Force of Nature (Aaron Falk #2)(75)



‘It’s a magazine rack.’

‘There are no magazines on it.’

‘No. I don’t really read magazines.’

‘So she took the armchair, but left her magazine rack.’

‘Pretty much.’

‘Unbelievable.’ Carmen shook her head in mock disbelief. ‘Well, if you ever needed a sign that you’re better off without her, it’s sitting right there in your corner, magazine-less. What was her name?’

‘Rachel.’

‘And what went wrong?’

Falk looked at his plate. It wasn’t something he let himself think about too often. When he thought about her at all, the thing he remembered most was the way she used to smile. Right at the start, when things were still new. He refilled their glasses. ‘The usual. We just grew apart. She moved out. It was my fault.’

‘Yeah, I can believe that. Cheers.’ She raised her glass.

‘Excuse me?’ He almost laughed. ‘I’m pretty sure you’re not supposed to say that.’

Carmen looked at him. ‘Sorry. But you’re a grown-up, you can take it. I just mean that you’re a decent bloke, Aaron. You listen, you seem to care, and you try to do the right thing by people. If you drove her to the point where she had to move out, it was on purpose.’

He was about to protest, then stopped. Could that be true?

‘She didn’t do anything wrong,’ he said finally. ‘She wanted things I felt I couldn’t really deliver.’

‘Like what?’

‘She wanted me to work a bit less, talk a bit more. Take some time off. Get married perhaps, I don’t know. She wanted me to try to work things out with my dad.’

‘Do you miss her?’

He shook his head. ‘Not anymore,’ he said truthfully. ‘But I sometimes think I should have listened to her.’

‘Maybe it’s not too late.’

‘It’s too late with her. She’s married now.’

‘It sounds like she might have done you some good if you’d stayed together,’ Carmen said. She reached a hand out and lightly touched his across the table. Looked him in the eyes. ‘But I wouldn’t beat yourself up too much. She wasn’t right for you.’

‘No?’

‘No. Aaron Falk, you are not the kind of man whose soul mate owns a magazine rack.’

‘To be fair, she did leave it behind.’

Carmen laughed. ‘And there’s been no-one since?’

Falk didn’t answer straight away. Six months ago, back in his hometown. A girl, woman now, from long ago. ‘I had a near miss recently.’

‘It didn’t work out?’

‘She was –’ He hesitated. Gretchen. What could he say about her? Her blue eyes and her blonde hair. Her secrets. ‘Very complicated.’

His head was so far in the past he nearly missed the sound of his mobile buzzing from the bench top.
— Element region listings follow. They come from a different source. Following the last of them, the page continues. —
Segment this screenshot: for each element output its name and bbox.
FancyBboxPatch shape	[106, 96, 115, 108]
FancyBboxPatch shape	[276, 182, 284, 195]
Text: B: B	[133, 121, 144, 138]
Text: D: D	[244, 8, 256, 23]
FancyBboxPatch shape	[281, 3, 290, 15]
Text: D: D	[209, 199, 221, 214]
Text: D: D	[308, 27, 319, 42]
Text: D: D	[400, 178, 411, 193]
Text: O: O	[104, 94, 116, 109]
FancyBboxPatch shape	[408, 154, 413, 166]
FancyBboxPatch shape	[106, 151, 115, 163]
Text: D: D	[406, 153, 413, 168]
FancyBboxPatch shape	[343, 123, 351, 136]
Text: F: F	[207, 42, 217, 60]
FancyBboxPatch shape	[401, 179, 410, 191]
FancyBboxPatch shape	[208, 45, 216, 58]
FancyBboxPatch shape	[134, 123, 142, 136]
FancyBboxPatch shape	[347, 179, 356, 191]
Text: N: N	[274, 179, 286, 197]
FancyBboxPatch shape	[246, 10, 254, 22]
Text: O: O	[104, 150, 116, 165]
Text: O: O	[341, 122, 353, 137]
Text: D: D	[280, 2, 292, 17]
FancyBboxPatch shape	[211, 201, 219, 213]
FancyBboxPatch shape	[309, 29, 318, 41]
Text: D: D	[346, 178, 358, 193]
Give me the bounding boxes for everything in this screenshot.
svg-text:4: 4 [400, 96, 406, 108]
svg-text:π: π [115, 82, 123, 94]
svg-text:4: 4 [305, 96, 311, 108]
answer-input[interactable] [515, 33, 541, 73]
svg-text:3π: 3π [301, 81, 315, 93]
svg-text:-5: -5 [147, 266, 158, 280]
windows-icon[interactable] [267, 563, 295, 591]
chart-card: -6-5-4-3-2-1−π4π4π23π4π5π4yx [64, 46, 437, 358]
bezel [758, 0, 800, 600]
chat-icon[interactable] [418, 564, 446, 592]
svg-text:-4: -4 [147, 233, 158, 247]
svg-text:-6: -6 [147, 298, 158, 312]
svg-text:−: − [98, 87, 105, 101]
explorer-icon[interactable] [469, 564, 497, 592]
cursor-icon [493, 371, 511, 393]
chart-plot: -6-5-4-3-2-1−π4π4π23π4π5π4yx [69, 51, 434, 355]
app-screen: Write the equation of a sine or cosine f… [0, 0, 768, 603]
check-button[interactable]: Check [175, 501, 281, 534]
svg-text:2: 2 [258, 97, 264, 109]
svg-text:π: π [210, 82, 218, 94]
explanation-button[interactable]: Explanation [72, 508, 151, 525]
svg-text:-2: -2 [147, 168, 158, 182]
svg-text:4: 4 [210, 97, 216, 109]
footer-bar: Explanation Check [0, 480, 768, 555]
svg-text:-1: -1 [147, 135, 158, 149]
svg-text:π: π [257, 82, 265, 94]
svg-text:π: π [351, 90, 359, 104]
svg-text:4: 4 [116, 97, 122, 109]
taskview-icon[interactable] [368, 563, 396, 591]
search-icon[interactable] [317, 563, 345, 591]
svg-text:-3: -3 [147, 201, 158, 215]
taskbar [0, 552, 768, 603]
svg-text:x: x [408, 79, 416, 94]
He was slow to reach for it and by the time he picked it up, it had fallen silent.

Immediately, Carmen’s mobile started ringing from her bag, shrill and urgent. She rummaged around, pulling it out as Falk checked his own phone for the name of the missed caller. Their eyes met as they both looked up from their screens.

‘Sergeant King?’ he said.

She nodded as she pressed a button and lifted the phone to her ear. The ringtone fell silent, but Falk could almost still hear it resonating, like a remote but insistent warning bell.

Carmen listened and her eyes flicked up to meet his. She mouthed silently, ‘They’ve found the cabin’.

Falk felt adrenaline rush through his chest. ‘And Alice?’

She listened. A single sharp movement of her head.

No.





Day 3: Saturday Night


When the rain came, it set in quickly, blocking out the stars and reducing the fire to a smoking heap of ash. They retreated into the cabin, finding their bags and belongings, each marking out their own small territory. The hammering on the roof made the space feel tight and it seemed to Jill like any camaraderie around the campfire had evaporated with the smoke.

She shivered. She wasn’t sure which was worse: the dark or the cold. Something snapped loudly outside and she jumped. The dark was worse, she decided immediately. She apparently wasn’t alone in the thought as someone moved and a torch clicked on. It lay on the cabin floor, illuminating the disturbed dust. It flickered.

‘We should save the batteries,’ Alice said.

No-one moved. With a noise of frustration, Alice reached forward.

‘We need to save the batteries.’

A click. Darkness.

‘Is there anything at all on the phone?’ Jill said.

The sound of rummaging, and a small square of light. Jill held her breath.

‘No.’

‘What’s that battery on?’

‘Fifteen per cent.’

‘Turn it off.’

The light disappeared. ‘Maybe there’ll be something when the rain stops.’

Jill had no idea what impact the weather would have on the signal, but she clung to the idea. Maybe when the rain stopped. Yes, she would choose to believe that.

Across the cabin, another light went on. It was stronger this time, and Jill recognised Beth’s industrial torch.